MemAvailable [383 MiB, 5.0 %] <= soft_threshold_min_mem [384 MiB, 5.0 %] Sending SIGTERM to the victim

hakavlad commented 1 year ago

The victim doesn't respond on corrective action in 0.031s

The process takes some time to complete. The hard threshold was not exceeded (in this log).

hakavlad commented 1 year ago

Could you please provide logs with HARD corrective action and post_kill_exe was not executed?

bearbear781 commented 1 year ago

Is there a trigger like post_kill_exe that can be used in soft corrective action?

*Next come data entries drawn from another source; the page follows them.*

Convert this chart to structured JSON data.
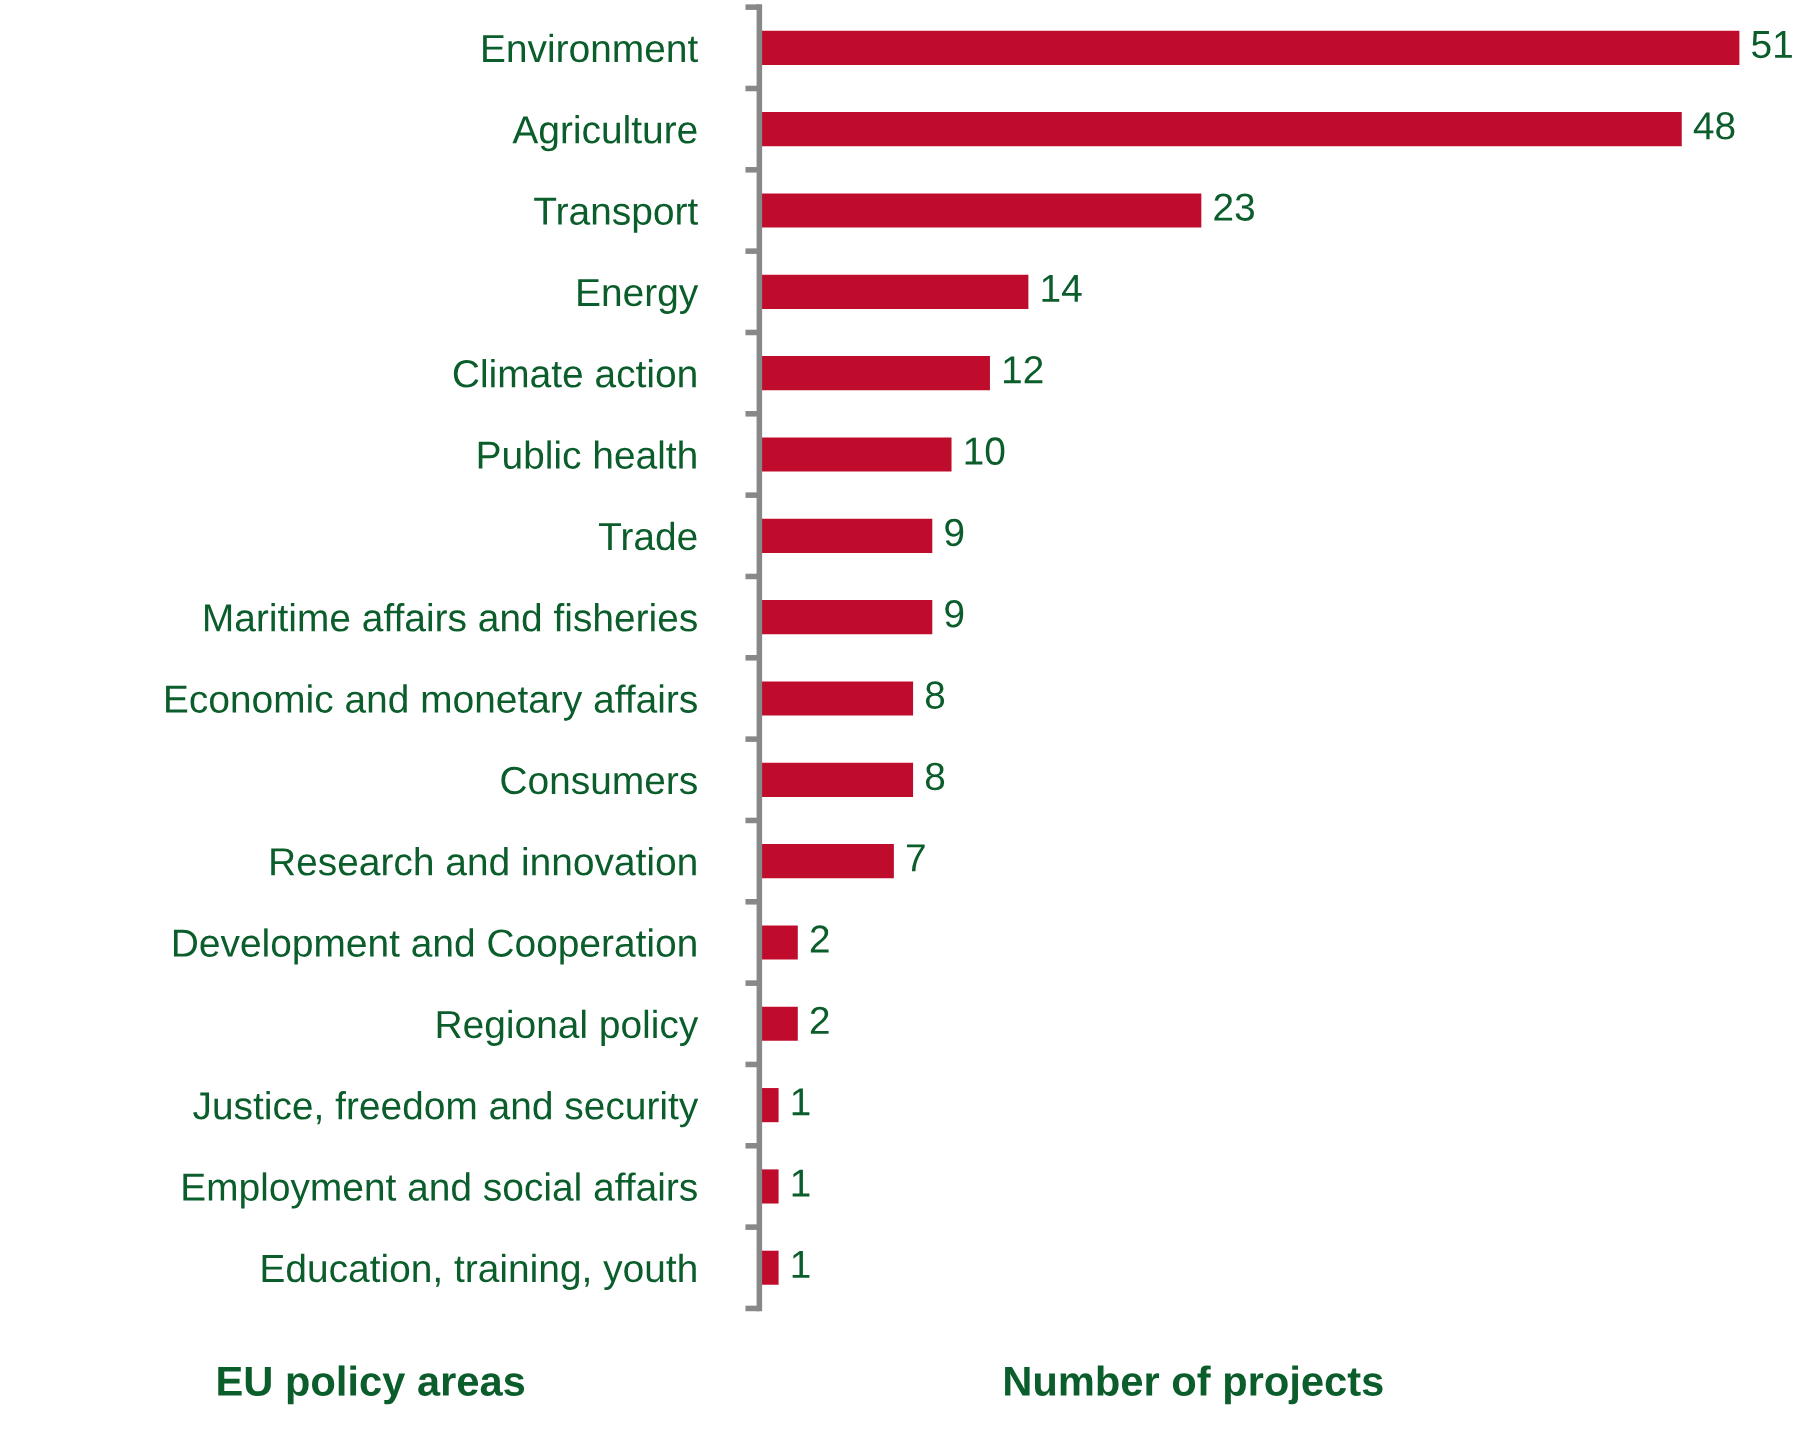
{
  "chart_data": {
    "type": "bar",
    "orientation": "horizontal",
    "categories": [
      "Environment",
      "Agriculture",
      "Transport",
      "Energy",
      "Climate action",
      "Public health",
      "Trade",
      "Maritime affairs and fisheries",
      "Economic and monetary affairs",
      "Consumers",
      "Research and innovation",
      "Development and Cooperation",
      "Regional policy",
      "Justice, freedom and security",
      "Employment and social affairs",
      "Education, training, youth"
    ],
    "values": [
      51,
      48,
      23,
      14,
      12,
      10,
      9,
      9,
      8,
      8,
      7,
      2,
      2,
      1,
      1,
      1
    ],
    "color": "#c00c2c",
    "data_labels": true,
    "xlabel": "Number of projects",
    "ylabel": "EU policy areas",
    "tick_labels": "y",
    "grid": false,
    "legend": false
  }
}
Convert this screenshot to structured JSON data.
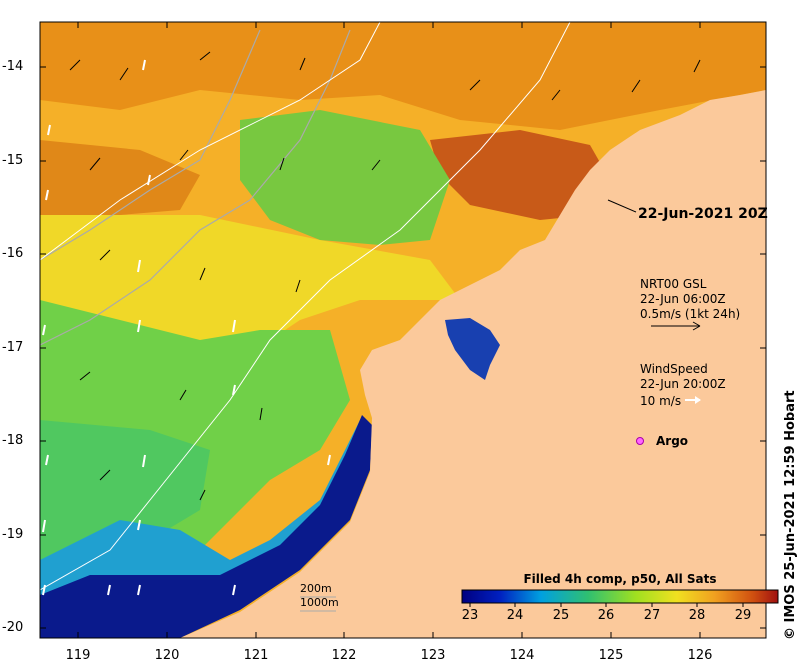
{
  "map": {
    "y_axis_labels": [
      "-14",
      "-15",
      "-16",
      "-17",
      "-18",
      "-19",
      "-20"
    ],
    "x_axis_labels": [
      "119",
      "120",
      "121",
      "122",
      "123",
      "124",
      "125",
      "126"
    ],
    "colors": {
      "ocean_warm": "#f0a020",
      "ocean_hot": "#c8501a",
      "ocean_mid": "#f0d020",
      "ocean_green": "#60d040",
      "ocean_cool": "#0060c0",
      "ocean_cold": "#002080",
      "land": "#fbc99b",
      "contour": "#aaaaaa",
      "track": "#ffffff"
    }
  },
  "timestamp": "22-Jun-2021 20Z",
  "current_legend": {
    "line1": "NRT00 GSL",
    "line2": "22-Jun 06:00Z",
    "line3": "0.5m/s (1kt 24h)"
  },
  "wind_legend": {
    "line1": "WindSpeed",
    "line2": "22-Jun 20:00Z",
    "line3": "10 m/s"
  },
  "argo_label": "Argo",
  "depth_labels": [
    "200m",
    "1000m"
  ],
  "colorbar": {
    "title": "Filled 4h comp, p50, All Sats",
    "ticks": [
      "23",
      "24",
      "25",
      "26",
      "27",
      "28",
      "29"
    ],
    "units_range": [
      23,
      29
    ]
  },
  "credit": "© IMOS 25-Jun-2021 12:59 Hobart"
}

hakavlad commented 1 year ago

trigger like post_kill_exe that can be used in soft corrective action

@SOFT_ACTION_RE_NAME  /// sh -c "kill -TERM $PID && your_command..."
bearbear781 commented 1 year ago

trigger like post_kill_exe that can be used in soft corrective action

@SOFT_ACTION_RE_NAME  /// sh -c "kill -TERM $PID && your_command..."

I will try for it, any problem will update again, thank you

bearbear781 commented 1 year ago

trigger like post_kill_exe that can be used in soft corrective action

@SOFT_ACTION_RE_NAME  /// sh -c "kill -TERM $PID && your_command..."

Can this be placed at the end of the config file? Or does it have to be in part 8?

hakavlad commented 1 year ago

Can be placed anywhere in the configuration file.